Friday, February 12, 2016

Stations of the Cross

Yesterday I reminisced here about the Lenten stational churches of Rome, recalling my own privileged opportunity to participate in most of them four years ago. Today, this 1st Friday of Lent, my attention shifts to the more familiar Lenten stations - the ever-popular (but never more so than in Lent) devotion of the Way of the Cross. It is a common custom in the Catholic world to celebrate the Stations of the Cross as a community on the Fridays in Lent - in many places preceded (or followed) by a Lenten Friday Fish dinner.

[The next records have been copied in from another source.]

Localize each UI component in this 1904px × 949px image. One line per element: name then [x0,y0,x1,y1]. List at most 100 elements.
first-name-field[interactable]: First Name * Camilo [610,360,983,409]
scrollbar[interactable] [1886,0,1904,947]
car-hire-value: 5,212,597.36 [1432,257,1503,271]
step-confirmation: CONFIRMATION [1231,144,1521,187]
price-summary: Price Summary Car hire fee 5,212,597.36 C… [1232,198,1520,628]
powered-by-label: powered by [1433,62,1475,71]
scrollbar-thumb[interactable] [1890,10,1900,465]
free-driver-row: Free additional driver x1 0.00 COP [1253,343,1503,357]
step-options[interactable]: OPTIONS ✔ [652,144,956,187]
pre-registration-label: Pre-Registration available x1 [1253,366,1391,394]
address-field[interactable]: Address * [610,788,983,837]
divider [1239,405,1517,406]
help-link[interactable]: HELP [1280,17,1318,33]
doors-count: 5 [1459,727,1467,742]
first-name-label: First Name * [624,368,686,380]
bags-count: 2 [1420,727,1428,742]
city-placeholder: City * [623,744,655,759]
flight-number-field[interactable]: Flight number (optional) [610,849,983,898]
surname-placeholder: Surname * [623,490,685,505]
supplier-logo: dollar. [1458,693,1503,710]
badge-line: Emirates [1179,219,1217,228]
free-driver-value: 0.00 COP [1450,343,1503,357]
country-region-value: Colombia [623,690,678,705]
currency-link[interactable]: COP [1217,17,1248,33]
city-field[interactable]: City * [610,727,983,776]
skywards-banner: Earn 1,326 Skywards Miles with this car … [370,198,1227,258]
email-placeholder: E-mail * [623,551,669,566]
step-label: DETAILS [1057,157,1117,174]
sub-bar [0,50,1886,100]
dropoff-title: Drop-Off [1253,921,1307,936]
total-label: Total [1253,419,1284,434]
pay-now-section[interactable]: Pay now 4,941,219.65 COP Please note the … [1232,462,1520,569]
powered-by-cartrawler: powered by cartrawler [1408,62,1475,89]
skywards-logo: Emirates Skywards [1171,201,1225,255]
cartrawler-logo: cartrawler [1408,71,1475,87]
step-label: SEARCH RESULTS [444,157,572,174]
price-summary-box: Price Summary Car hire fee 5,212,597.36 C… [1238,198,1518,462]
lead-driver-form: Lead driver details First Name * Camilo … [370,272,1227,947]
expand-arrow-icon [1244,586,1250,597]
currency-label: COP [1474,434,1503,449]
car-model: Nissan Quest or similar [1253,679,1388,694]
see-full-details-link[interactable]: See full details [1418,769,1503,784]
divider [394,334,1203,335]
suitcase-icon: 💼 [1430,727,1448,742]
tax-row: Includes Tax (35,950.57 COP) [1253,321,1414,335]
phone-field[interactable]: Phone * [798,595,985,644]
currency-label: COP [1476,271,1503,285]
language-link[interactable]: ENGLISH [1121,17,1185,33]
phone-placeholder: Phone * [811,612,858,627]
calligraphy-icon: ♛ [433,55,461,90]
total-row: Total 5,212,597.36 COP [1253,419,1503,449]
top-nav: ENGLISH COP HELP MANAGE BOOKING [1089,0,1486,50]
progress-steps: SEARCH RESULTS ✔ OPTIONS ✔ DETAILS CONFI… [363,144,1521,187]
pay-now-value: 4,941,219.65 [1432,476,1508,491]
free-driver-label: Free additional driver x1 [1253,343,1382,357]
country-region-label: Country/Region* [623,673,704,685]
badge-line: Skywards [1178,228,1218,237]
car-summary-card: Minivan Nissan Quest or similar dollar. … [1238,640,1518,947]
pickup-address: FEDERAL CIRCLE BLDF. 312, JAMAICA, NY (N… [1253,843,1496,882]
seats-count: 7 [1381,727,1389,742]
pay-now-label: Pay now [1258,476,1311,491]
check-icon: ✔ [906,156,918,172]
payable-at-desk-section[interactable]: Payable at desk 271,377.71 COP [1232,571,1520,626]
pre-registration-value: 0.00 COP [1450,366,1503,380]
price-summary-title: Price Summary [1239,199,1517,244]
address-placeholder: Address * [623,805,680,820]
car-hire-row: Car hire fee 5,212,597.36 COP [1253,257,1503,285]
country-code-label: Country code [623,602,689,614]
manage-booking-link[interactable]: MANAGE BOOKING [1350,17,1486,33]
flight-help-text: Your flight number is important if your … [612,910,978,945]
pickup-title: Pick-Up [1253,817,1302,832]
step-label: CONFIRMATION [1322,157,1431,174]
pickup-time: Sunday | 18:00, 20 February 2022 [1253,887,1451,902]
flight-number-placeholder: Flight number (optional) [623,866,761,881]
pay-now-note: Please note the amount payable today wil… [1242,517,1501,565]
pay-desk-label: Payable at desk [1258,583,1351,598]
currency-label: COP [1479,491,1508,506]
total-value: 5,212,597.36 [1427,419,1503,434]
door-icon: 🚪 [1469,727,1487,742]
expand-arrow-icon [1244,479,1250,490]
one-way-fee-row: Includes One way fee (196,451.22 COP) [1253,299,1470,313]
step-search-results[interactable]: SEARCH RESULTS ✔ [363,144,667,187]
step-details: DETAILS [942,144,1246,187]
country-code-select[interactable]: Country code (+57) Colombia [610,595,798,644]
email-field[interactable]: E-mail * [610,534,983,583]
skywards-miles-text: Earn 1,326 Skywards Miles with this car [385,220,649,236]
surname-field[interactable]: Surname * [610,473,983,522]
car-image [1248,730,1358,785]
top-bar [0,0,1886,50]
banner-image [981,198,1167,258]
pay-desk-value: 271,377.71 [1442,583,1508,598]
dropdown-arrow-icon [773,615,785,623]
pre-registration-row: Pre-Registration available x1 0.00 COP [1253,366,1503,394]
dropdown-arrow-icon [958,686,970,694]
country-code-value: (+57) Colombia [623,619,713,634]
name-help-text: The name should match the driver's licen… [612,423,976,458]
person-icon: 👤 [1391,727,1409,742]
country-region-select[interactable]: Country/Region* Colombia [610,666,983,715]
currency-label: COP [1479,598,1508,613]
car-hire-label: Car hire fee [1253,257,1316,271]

I think the dinner tradition may be originally a midwestern custom. In any case, it was not common in New York when I was growing up - perhaps because of the size of the parishes there or because there were other preferred ways of building and expressing community. As for the Stations themselves, unless I happened to be assigned to serve at the 8:00 p.m. "adult" Stations, my experience of the annual Lenten Stations was with my fellow students, since all but the lowest grades were required to attend the Stations in the church at the end of the school day. Not quite (but almost) filling up that large church, we stood, knelt, and genuflected at the prescribed times as the priest and altar servers stopped and prayed at each station, and we sang the Stabat Mater as lugubriously as possible in between stations.Together with Benediction after the Stations, that meant we got to do lots of singing, which I always enjoyed in those days

An apparently quaint custom that could easily have been killed off in the craziness of the late sixties and seventies, the Stations somehow survived, sometimes admittedly with verbose texts that sounded more like a political ad than a meditation, but they survived to re-emerge triumphant another day.